Mr. Emil Prado is a 45-year-old Hispanic man who is overweight and was diagnosed with diabetes two years ago. He has been on insulin since last month. Mr. Prado has not received any formal education. The patient worked as a roofer until recently but lost his job after the company downsized. Mr. Prado does not have any other job training. As a result, he has not secured another job. The patient has no health insurance, cannot pay for rent or prescriptions, and recently became homeless.

This morning, Mr. Prado arrived at the emergency department (ED) with a blood glucose (BG) level of 322 mg/dL and a hemoglobin A1C of 11%. Upon reviewing the chart, the RN notices the patient has been noncompliant with care and had several repeated admissions to the ED recently.

1. Based on Kleinman's explanatory model, what questions should the nurse ask Mr. Prado during a cultural assessment?

Answer:

  • What do you call your problem?
  • What do you think caused the problem?
  • When did it start?
  • Why do you think it started?
  • How does illness affect you?
  • What are your concerns?
  • How should your sickness be treated?


2. Which social determinants of health will the nurse likely discover while conducting a cultural assessment with Mr. Prado?

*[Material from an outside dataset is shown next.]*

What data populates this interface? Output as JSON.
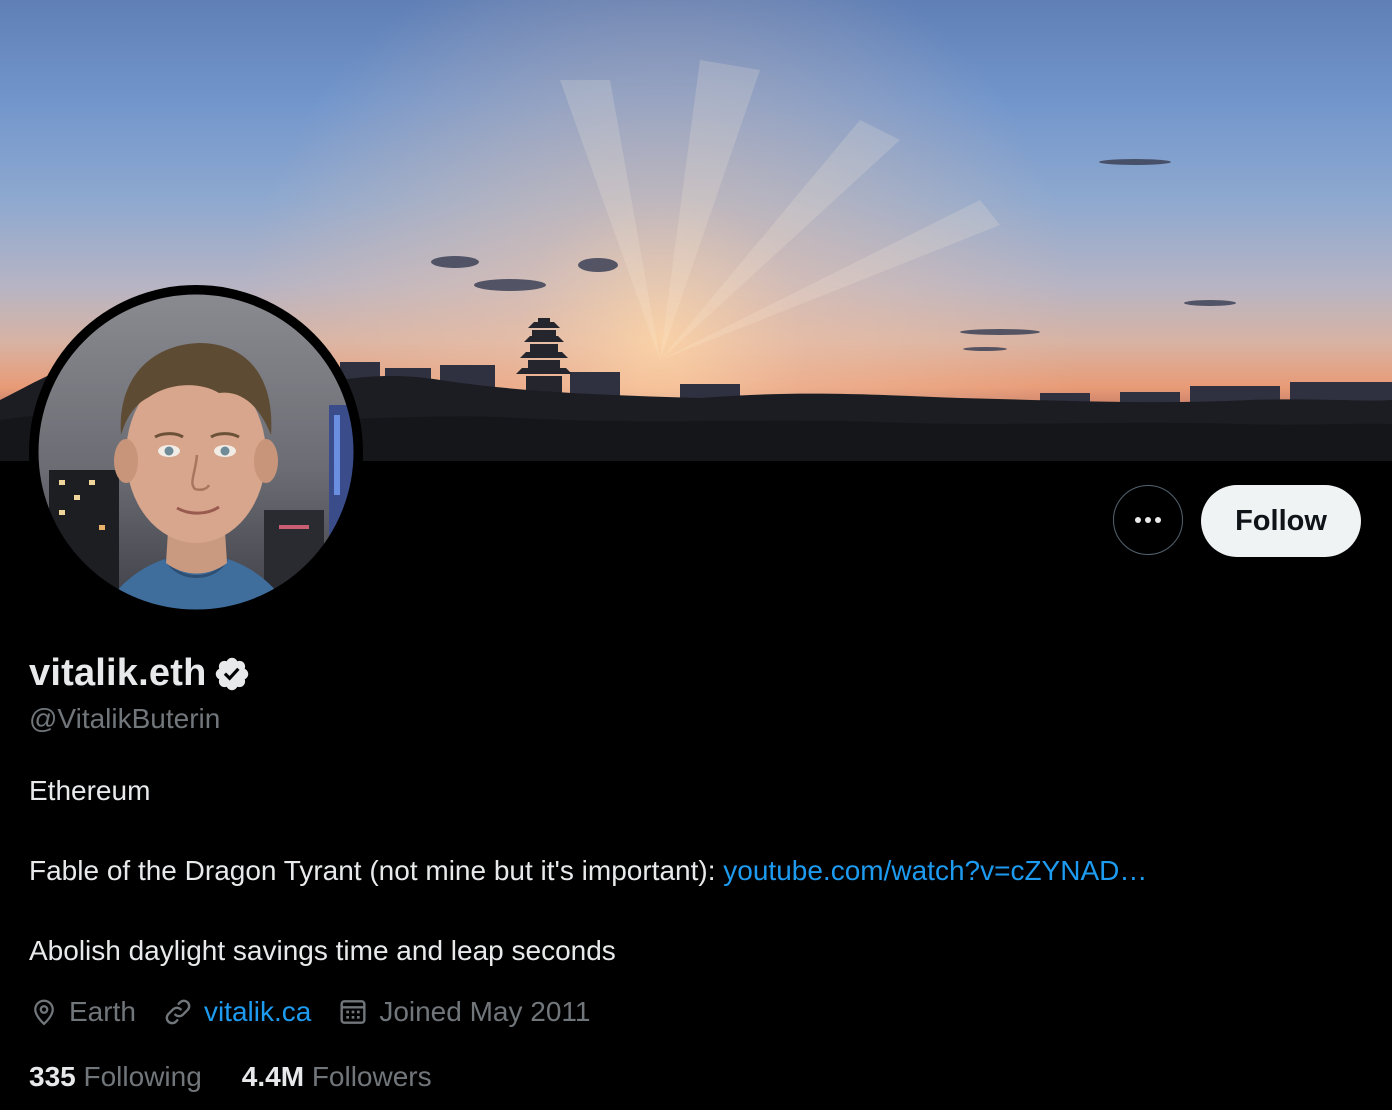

  • Answer: Some of the social determinants highlighted in the case are:
  • lack of resources to meet daily needs such as safe housing, food, etc.
  • lack of formal education
  • gap in employment
  • lack of health insurance
  • lack of resources to pay for prescriptions


3. Based on a cultural assessment, the nurse discovers that Mr. Prado doesn't have insurance or a place to stay. What should the nurse do to provide resources to the patient?

  • Answer: The nurse should consult with the social worker and case manager of the facility. The social worker may be able to provide information about a community health center that offers a BG management program, housing, and unemployment resources. The nurse should also collaborate with the patient to define a realistic way to manage his diabetes, given his challenging circumstances.


Case Study #2 

Daisy is an RN at a nephrology clinic. Amal arrives 30 minutes late for his appointment. Daisy asks Amal if he encountered any problems that caused him to be late. Amal replies, "No, nothing significant." Daisy is frustrated and reminds Amal that timeliness is expected. Amal is offended by Daisy's lack of respect and leaves the clinic, thinking he is no longer welcome as a patient.

  • How would you advise the RN to handle this situation differently in the future?
  • Answer: Explain to the RN that in some cultures, time is seen as a valuable, finite resource. Other cultures may have a more flexible concept of time. In the future, instead of acting frustrated, the RN can educate each patient on the importance of being on time for their appointment.